Step 3: Run the Server

uvicorn api:app --host 0.0.0.0 --port 8000

Step 4: Call from Any Client

import requests

response = requests.post(
    "http://localhost:8000/schedule",
    json={
        "demand": {
            "1_Morning": 2, "1_Afternoon": 3, "1_Evening": 1,
            "2_Morning": 2, "2_Afternoon": 2, "2_Evening": 1,
        },
        "employees": ["Alice", "Bob", "Charlie"],
    }
)

print(response.json())

Advanced: Async Optimization

For long-running models (supply chain, production planning), use async endpoints:

import asyncio
from uuid import uuid4

# In-memory task store
jobs = {}

@app.post("/optimize/async")
async def start_optimization(req: ScheduleRequest):
    """Start optimization in background, return job ID"""
    job_id = str(uuid4())
    jobs[job_id] = {"status": "running"}
    
    # Start background task
    asyncio.create_task(run_optimization(job_id, req))
    
    return {"job_id": job_id, "status": "running"}


@app.get("/optimize/status/{job_id}")
async def get_status(job_id: str):
    """Check optimization status"""
    job = jobs.get(job_id)
    if not job:
        return {"status": "not_found"}
    return job

Deployment Considerations

| Aspect | Recommendation | |--------|---------------| | Server | At least 2 CPU cores, 4 GB RAM | | Timeout | Set reasonable API timeout (30-60s) | | Caching | Cache common problem instances | | Validation | Validate inputs before solving | | Error handling | Return clear error messages | | Monitoring | Track solve times and failure rates | | Scaling | Multiple workers for concurrent requests |

Performance Benchmarks

| Problem Type | Variables | Solve Time | API Response | |:-------------|:---------:|:----------:|:------------:| | Small scheduling | 100 | < 0.5s | < 100ms after model warmup | | Medium supply chain | 1000 | 2-5s | ~3s | | Large production | 10000 | 30-60s | ~45s | | Enterprise | 50000+ | minutes | Use async endpoint |

The Vibe Coding Approach

"Create a FastAPI endpoint that solves staff scheduling. Accept demand requirements and employee lists as JSON, return optimal schedule.

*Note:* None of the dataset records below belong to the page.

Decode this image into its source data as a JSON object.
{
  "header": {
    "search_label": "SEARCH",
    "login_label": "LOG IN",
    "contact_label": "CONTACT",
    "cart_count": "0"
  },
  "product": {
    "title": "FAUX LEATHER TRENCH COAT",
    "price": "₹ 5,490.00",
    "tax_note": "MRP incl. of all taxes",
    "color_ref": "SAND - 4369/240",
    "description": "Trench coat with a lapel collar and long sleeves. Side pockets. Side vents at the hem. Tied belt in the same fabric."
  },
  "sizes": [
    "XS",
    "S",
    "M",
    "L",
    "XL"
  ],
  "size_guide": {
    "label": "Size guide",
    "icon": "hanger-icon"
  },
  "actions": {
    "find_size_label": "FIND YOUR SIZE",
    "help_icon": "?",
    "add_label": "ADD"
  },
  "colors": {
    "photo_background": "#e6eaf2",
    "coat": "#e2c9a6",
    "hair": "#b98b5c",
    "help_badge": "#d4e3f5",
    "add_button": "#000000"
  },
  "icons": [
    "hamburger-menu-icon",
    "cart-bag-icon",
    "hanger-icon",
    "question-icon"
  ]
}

Wrap the PuLP model from Chapter 2."

The AI will generate the complete API code with request/response models.

Summary

Deploying optimization models as APIs makes them accessible to applications, users, and automated systems.

Key takeaways:

Package the ILP model as a Python function
Wrap with FastAPI for automatic OpenAPI documentation
Use Pydantic models for request/response validation
Async endpoints for long-running models
Add health check endpoint for monitoring
Set appropriate timeouts based on problem size
Cache common problem instances
Monitor solve times and failure rates

What's Next: Course Summary

This constraint programming course covered: ILP basics with PuLP, staff scheduling, multi-project resource allocation, supply chain optimization, and deployment as APIs. You can now model, solve, and deploy a wide range of optimization problems.